Food & Drink

Pork Belly, Sous Vide-style

Go to bed with your thermocirculator set, and wake up to chef Hugh Acheson’s decadent main dish

Photo: Andrew Thomas Lee

This is not bacon. Bacon is pork belly but all pork belly is not bacon. This is a luscious dish with a good amount of balancing acid, crunchy cucumber, sweet clementines, and flavors of fish sauce, Chinese vinegar, and soy. Make sure you get skin off pork belly. It is much easier to work with in this type of recipe. But if you get skin on just carefully take off the skin.—Hugh Acheson

Reprinted from Sous Vide. Copyright © 2019 by Fried Pie, LLC Photographs copyright © 2019 by Andrew Thomas Lee Published by Clarkson Potter, an imprint of Penguin Random House, LLC.





  • Pork Belly with Cucumber, Clementine, and Scallion (Serves 4)

    • 2 pound cut of pork belly, skin off

    • 1 tablespoon kosher salt

    • ¼ cup chicken stock

    • 1 sprig fresh thyme

    • 1 bay leaf

    • 2 garlic cloves

    • 1 tablespoon soy sauce

    • 1 tablespoon fish sauce (optional)

    • 1 tablespoon canola or grapeseed oil (Any high-heat oil will work)

    • 2 tablespoons Chinese black vinegar

    • ½ English cucumber, sliced thinly lengthwise and then cut into 2 inch planks

    • ¼ cup bias cut scallions

    • ¼ cup parsley leaves

    • 2 seedless clementines, washed well, and sliced into wedges


  1. Preheat circulator water bath to 77°C/170.6°F

  2. Season the pork belly all over with the salt. Add pork belly, chicken stock, thyme, bay leaf, garlic, soy sauce, and fish sauce into a sealable gallon-size plastic bag. Submerge the bag into the circulator bath using the displacement method [partially submerge the unsealed bag, then push out any remaining air, seal, and fully submerge] to ensure the belly is under water. Cook the pork for 12 hours.

  3. Remove bag from circulator and let cool to room temperature. Place the bag in between two sheet pans or large plates and place something heavy (like extra plates on the top plate to weigh down) and compress the belly. Place belly in the refrigerator overnight or 12 hours. This compression will help achieve a uniform texture and cooking surface when you sear the pork.

  4. Take the pork out of the bag and save the cooking liquids in a separate bowl. Place the pork belly on a plate lined with paper towels to absorb any excess moisture. Transfer to a cutting board and cut the pork into 4 equal-sized pieces.

  5. Place oil in a large skillet over medium high heat. When oil starts to shimmer place the belly fat side down in the pan to sear. (Gently and carefully press down on the belly to make sure there is good contact between belly and the pan.) Cook belly for 3 minutes, then flip and cook for 10 additional minutes, 2 minutes per side. Transfer to plate lined with paper towels to rest, then serve.

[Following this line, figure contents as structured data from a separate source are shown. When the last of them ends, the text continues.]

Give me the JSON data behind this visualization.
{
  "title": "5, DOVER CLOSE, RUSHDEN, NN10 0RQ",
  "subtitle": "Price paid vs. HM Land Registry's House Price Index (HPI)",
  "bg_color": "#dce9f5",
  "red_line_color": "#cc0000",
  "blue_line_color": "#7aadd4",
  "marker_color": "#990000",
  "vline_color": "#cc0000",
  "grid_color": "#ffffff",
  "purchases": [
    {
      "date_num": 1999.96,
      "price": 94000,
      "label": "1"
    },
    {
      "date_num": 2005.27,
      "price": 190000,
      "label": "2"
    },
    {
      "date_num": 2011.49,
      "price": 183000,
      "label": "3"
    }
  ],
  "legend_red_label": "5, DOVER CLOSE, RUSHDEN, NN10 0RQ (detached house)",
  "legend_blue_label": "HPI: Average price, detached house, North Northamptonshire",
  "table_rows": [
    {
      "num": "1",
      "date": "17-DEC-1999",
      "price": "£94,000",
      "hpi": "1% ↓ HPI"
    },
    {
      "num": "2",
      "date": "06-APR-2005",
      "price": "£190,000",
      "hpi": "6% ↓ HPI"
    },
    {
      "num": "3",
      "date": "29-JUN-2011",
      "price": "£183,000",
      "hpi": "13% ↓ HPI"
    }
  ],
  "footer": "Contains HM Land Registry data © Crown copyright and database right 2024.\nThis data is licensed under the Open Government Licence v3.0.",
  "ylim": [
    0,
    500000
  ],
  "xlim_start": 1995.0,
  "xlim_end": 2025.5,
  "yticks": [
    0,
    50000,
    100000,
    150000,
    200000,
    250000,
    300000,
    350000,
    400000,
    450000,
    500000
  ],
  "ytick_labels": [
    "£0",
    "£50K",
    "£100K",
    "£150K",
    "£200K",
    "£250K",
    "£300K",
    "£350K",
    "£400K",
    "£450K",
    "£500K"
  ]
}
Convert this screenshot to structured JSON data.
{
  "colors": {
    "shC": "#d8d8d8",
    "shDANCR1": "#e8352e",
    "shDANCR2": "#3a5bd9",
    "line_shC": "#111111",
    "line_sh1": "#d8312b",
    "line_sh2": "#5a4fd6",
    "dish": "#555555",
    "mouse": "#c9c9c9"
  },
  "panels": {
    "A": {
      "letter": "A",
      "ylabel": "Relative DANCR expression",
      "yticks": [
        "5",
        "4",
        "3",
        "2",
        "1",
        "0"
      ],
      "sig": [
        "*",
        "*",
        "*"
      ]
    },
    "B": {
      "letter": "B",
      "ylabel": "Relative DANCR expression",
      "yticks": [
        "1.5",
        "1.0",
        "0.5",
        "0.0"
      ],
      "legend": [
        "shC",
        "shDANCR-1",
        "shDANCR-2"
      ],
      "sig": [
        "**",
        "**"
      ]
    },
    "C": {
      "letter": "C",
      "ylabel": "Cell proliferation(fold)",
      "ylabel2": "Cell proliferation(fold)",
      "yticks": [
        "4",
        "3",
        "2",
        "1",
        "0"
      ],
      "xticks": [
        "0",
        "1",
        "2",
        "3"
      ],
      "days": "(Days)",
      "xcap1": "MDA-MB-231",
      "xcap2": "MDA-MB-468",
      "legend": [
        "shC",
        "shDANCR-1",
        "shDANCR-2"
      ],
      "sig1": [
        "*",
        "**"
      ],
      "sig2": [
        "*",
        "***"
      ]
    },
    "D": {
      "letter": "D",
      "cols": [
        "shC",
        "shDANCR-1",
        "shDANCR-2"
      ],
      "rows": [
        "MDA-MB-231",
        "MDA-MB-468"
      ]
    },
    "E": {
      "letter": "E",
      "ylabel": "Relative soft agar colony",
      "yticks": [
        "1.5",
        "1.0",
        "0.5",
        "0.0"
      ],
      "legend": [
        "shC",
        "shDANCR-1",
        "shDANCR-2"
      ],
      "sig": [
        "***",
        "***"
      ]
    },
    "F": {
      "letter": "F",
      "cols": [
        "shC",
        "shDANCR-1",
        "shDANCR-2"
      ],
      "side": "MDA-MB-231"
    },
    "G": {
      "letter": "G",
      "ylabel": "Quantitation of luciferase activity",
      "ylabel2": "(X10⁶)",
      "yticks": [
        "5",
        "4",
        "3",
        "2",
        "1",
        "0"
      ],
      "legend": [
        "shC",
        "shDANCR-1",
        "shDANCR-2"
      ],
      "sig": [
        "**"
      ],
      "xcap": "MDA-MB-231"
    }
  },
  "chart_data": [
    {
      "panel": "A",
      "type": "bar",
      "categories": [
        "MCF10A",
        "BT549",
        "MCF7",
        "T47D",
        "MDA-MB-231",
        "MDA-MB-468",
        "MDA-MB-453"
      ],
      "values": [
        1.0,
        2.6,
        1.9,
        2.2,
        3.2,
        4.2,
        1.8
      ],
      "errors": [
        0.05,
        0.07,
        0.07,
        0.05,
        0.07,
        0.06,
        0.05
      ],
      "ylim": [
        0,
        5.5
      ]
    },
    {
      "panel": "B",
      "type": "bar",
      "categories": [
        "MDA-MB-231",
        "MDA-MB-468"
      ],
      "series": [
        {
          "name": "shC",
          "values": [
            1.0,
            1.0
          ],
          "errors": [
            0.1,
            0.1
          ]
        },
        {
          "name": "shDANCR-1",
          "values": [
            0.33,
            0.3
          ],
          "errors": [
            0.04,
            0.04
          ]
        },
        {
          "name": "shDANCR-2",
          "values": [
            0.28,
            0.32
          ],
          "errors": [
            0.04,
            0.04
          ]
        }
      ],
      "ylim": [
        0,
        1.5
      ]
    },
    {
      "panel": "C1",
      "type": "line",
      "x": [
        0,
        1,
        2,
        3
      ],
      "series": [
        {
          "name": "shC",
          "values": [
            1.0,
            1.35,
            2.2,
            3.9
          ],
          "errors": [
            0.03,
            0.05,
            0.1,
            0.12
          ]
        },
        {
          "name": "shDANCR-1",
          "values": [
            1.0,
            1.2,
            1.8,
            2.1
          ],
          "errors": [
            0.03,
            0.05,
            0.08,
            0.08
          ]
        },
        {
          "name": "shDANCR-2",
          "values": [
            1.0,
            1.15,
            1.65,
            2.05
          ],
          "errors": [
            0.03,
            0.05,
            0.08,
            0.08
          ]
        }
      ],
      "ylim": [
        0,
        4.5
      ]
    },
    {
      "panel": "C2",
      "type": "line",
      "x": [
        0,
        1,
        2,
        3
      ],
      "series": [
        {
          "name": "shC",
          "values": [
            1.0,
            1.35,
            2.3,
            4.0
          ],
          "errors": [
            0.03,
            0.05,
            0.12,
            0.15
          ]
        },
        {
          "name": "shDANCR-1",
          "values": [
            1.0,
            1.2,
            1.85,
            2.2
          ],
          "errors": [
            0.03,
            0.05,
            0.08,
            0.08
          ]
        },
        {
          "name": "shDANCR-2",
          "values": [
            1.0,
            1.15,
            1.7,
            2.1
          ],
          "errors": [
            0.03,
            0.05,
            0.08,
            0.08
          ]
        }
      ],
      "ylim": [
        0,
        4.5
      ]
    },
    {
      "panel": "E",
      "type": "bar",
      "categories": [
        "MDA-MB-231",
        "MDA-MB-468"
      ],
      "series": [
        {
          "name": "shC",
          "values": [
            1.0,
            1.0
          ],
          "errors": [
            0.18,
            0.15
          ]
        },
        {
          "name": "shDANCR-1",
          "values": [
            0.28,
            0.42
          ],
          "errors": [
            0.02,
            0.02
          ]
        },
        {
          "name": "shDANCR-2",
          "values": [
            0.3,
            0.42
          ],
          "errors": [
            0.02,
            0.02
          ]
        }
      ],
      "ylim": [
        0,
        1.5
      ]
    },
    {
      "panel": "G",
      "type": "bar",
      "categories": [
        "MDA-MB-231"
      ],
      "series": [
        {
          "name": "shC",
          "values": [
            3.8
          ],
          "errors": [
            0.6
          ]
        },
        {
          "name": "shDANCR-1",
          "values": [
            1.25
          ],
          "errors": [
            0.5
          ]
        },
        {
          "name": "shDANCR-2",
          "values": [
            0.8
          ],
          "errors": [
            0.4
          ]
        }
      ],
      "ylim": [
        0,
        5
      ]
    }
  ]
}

  6. While the pork is resting warm 1 cup of the reserved braising liquid in a small pot. Add the vinegar and keep warm on a bare simmer. Take the cucumber, scallions, parsley leaves, and clementine slices and toss together in a small salad bowl. Dress with the braising jus vinaigrette to taste.

  7. Arrange the pork belly on platter and intersperse the salad artfully over. Drizzle the whole platter with a bit more of the vinaigrette.